Ask Jeeves is among the Web-search shops working to woo new users and increase visibility in a market dominated by privately held Google, the Silicon Valley company behind a technological leap that made searching more effective and is credited for moving Web search into the mainstream.
Company executives said Ask Jeeves' "Smart Search" upgrade helps users more quickly and intuitively find what they seek on the Web by making it easier to tailor search queries for information, pictures, products or news.
According to recent research from Nielsen/NetRatings, the Web's top search destinations are Google, followed by Web portals run by Yahoo, Microsoft and AOL Time Warner. Google supplies search technology to AOL, Yahoo and others.
Ask Jeeves — the second-most popular search engine behind Google — is the No. 5 Web search destination.
Steve Berkowitz, Ask Jeeves' president of Web properties, told Reuters there is room for his firm and a couple others to thrive in the fast-moving Internet search market, where Yahoo recently snapped up search engine Inktomi and search-advertising firm Overture Services.

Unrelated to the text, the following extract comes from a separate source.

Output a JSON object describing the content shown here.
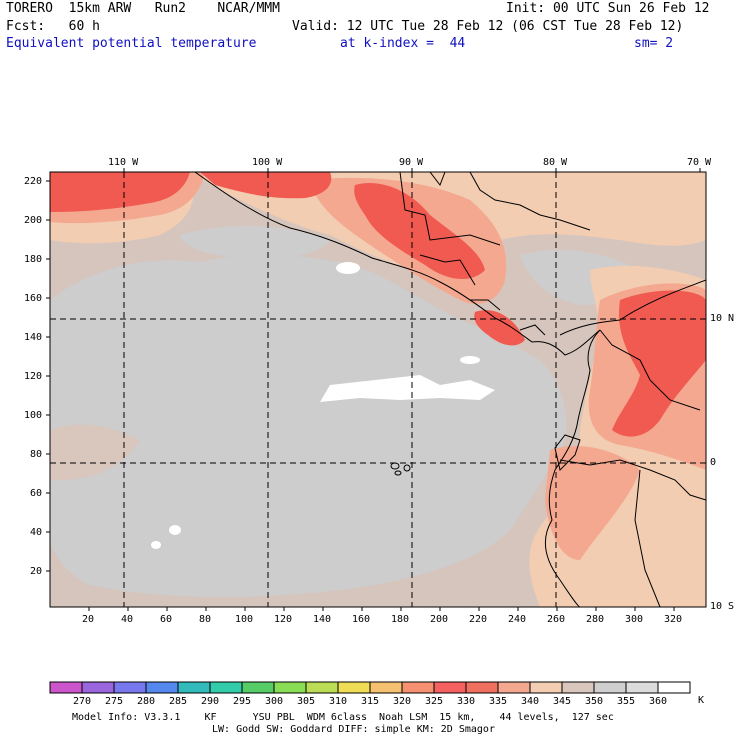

Berkowitz said Web search is still in its infancy and that the technology remains imperfect. As a result, he said, Ask Jeeves has worked to give Web searchers an alternative: "People like to access information in different ways. We've always taken the approach of not trying to out Google Google."

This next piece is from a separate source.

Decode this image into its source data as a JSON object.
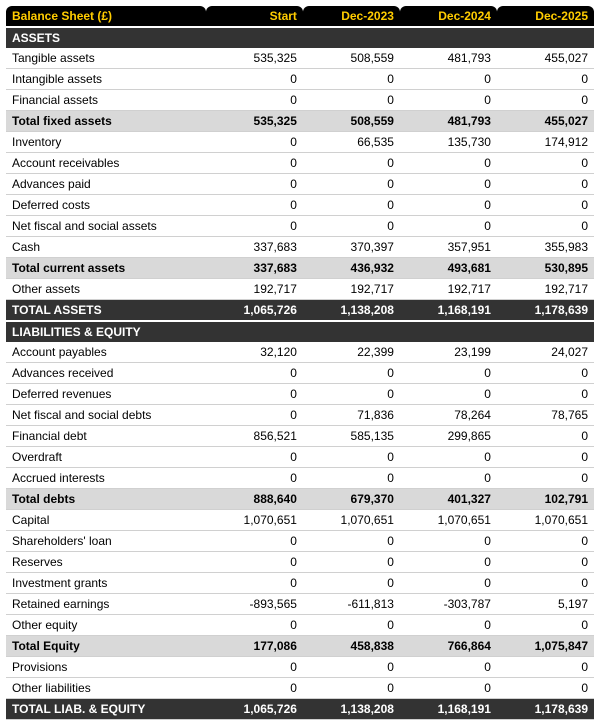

Industry analysts and other Google competitors say the technology gap between Google and its rivals is closing, and agree there is room for more than one Web search provider in the market.
While Web search technology itself is not a huge revenue driver, good search results help spur traffic to Internet sites and are a key factor behind revenues from advertising services that are linked to Web search results. Google and Overture both provide such advertising services and share revenue from them with partners such as AOL, Yahoo and Microsoft's MSN Internet services division.